Il y a un adjoint qui est chargé des questions internationales et européennes, Arnaud Ngatcha. La Maire porte également ces sujets, c’est la première femme maire de Paris. Il y a eu beaucoup d’échanges avec des villes d’autres pays, notamment à travers le réseau francophone. Ce qui est intéressant pour nous, ce sont les mouvements en Europe, comme en Pologne où il y a des remises en cause des droits des femmes qui continuent, notamment le droit à l’IVG. Mais il y a aussi des avancées, avec des perspectives intéressantes avec l’Espagne. Nous sommes en lien avec des élues espagnoles, la Maire de Barcelone, par exemple. Mais il y a aussi des reculs des droits des femmes, en Afghanistan, aux USA etc. il y a heureusement des progrès dans les villes, et c’est intéressant pour nous d’avoir des contacts avec de grandes capitales, de grandes collectivités en Europe sur ces questions là.

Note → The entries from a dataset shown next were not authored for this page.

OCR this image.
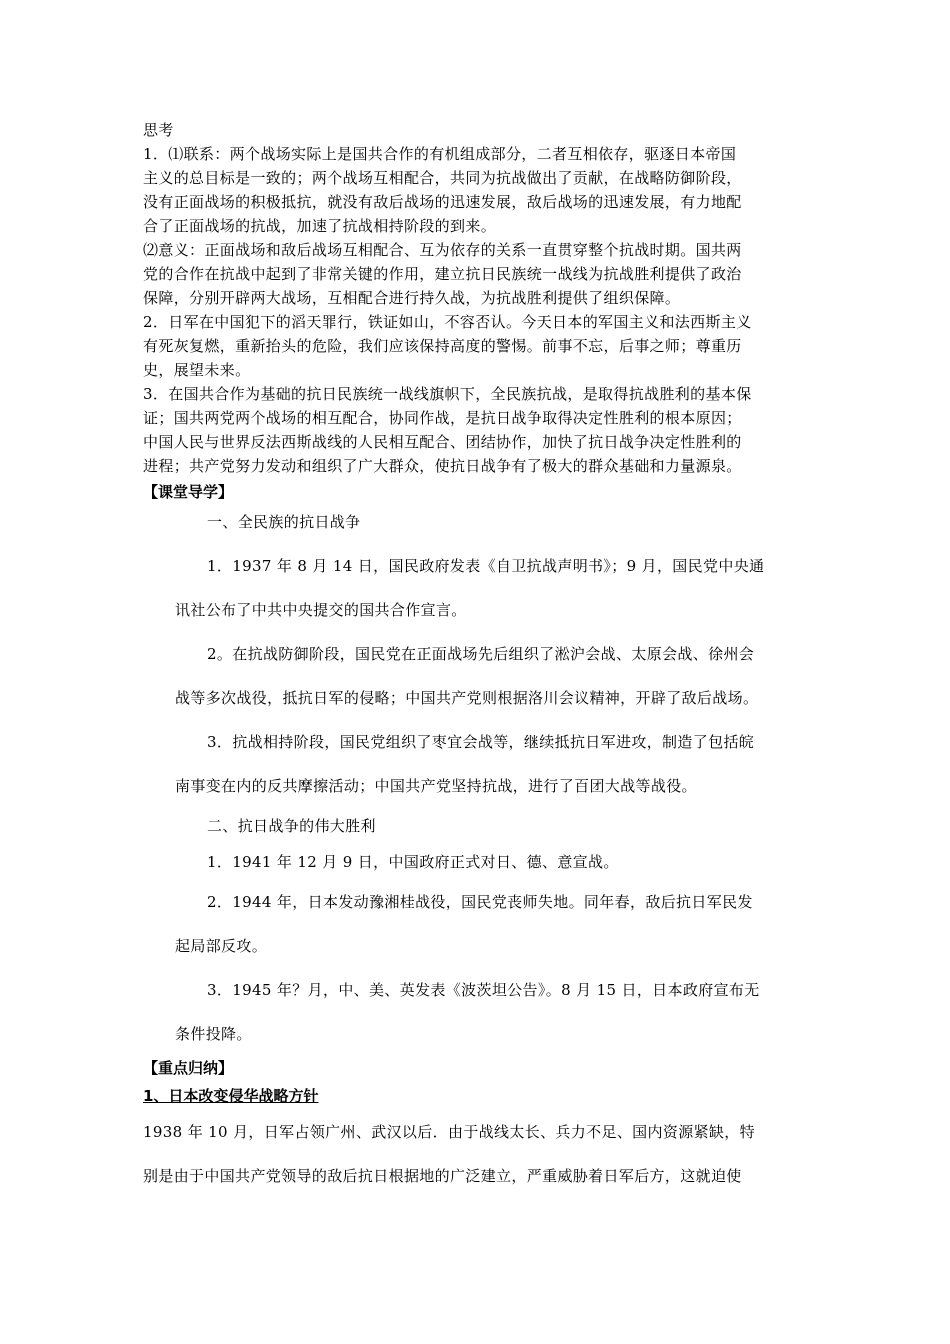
思考
1．⑴联系：两个战场实际上是国共合作的有机组成部分，二者互相依存，驱逐日本帝国
主义的总目标是一致的；两个战场互相配合，共同为抗战做出了贡献，在战略防御阶段，
没有正面战场的积极抵抗，就没有敌后战场的迅速发展，敌后战场的迅速发展，有力地配
合了正面战场的抗战，加速了抗战相持阶段的到来。
⑵意义：正面战场和敌后战场互相配合、互为依存的关系一直贯穿整个抗战时期。国共两
党的合作在抗战中起到了非常关键的作用，建立抗日民族统一战线为抗战胜利提供了政治
保障，分别开辟两大战场，互相配合进行持久战，为抗战胜利提供了组织保障。
2．日军在中国犯下的滔天罪行，铁证如山，不容否认。今天日本的军国主义和法西斯主义
有死灰复燃，重新抬头的危险，我们应该保持高度的警惕。前事不忘，后事之师；尊重历
史，展望未来。
3．在国共合作为基础的抗日民族统一战线旗帜下，全民族抗战，是取得抗战胜利的基本保
证；国共两党两个战场的相互配合，协同作战，是抗日战争取得决定性胜利的根本原因；
中国人民与世界反法西斯战线的人民相互配合、团结协作，加快了抗日战争决定性胜利的
进程；共产党努力发动和组织了广大群众，使抗日战争有了极大的群众基础和力量源泉。
【课堂导学】
一、全民族的抗日战争
1．1937 年 8 月 14 日，国民政府发表《自卫抗战声明书》；9 月，国民党中央通
讯社公布了中共中央提交的国共合作宣言。
2。在抗战防御阶段，国民党在正面战场先后组织了淞沪会战、太原会战、徐州会
战等多次战役，抵抗日军的侵略；中国共产党则根据洛川会议精神，开辟了敌后战场。
3．抗战相持阶段，国民党组织了枣宜会战等，继续抵抗日军进攻，制造了包括皖
南事变在内的反共摩擦活动；中国共产党坚持抗战，进行了百团大战等战役。
二、抗日战争的伟大胜利
1．1941 年 12 月 9 日，中国政府正式对日、德、意宣战。
2．1944 年，日本发动豫湘桂战役，国民党丧师失地。同年春，敌后抗日军民发
起局部反攻。
3．1945 年？月，中、美、英发表《波茨坦公告》。8 月 15 日，日本政府宣布无
条件投降。
【重点归纳】
1、日本改变侵华战略方针
1938 年 10 月，日军占领广州、武汉以后．由于战线太长、兵力不足、国内资源紧缺，特
别是由于中国共产党领导的敌后抗日根据地的广泛建立，严重威胁着日军后方，这就迫使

Concernant la traite des êtres humains, si nous n’avons pas de contact avec les autres pays européens, nous n’avons pas les outils pour comprendre le phénomène, les circuits, les différentes méthodes des réseaux criminels selon les législations nationales… Nous avons beaucoup de relations internationales concernant notre démarche « genre et espace public », nous avions besoin de regarder ce qu’il se passait dans d’autres collectivités et beaucoup sont venues voir les expérimentations parisiennes.

Paris est une ville phare sur l’égalité femmes/hommes, le violentomètre a été traduit dans plusieurs langues, par exemple, et cet outil a été repris à l’étranger. Et la Cité audacieuse est également un lieu identifié et attractif pour nos collègues et les organisations féministes du monde.

J’ai rencontré il y a quelques semaines une délégation du Réseau des Femmes Elues Locales d’Afrique (REFELA) qui regroupe des élues de différents pays d’Afrique. Leur volonté était de connaître les politiques menées en matière d’égalité à Paris. Ce type d’échanges est aussi enrichissant pour nous, notamment sur le lien entre les droits des femmes et la crise climatique.

Enfin, les Jeux Olympiques vont être un enjeu dans les deux années à venir et il va falloir construire des jeux respectueux des droits des femmes et « safe ». Nous allons parler au monde à ce moment-là, nos engagements doivent être clairs. En ce sens, nous tentons actuellement de réserver des endroits de l’espace public pour le sport des femmes, avec des programmes spécifiques. Sans ces programmes, les femmes ne font pas de sport dans l’espace public, seuls les hommes s’approprient les lieux en libre accès. Ce sont aussi des sujets que nous souhaitons aborder pendant les Jeux Olympiques, notamment avec les délégations étrangères.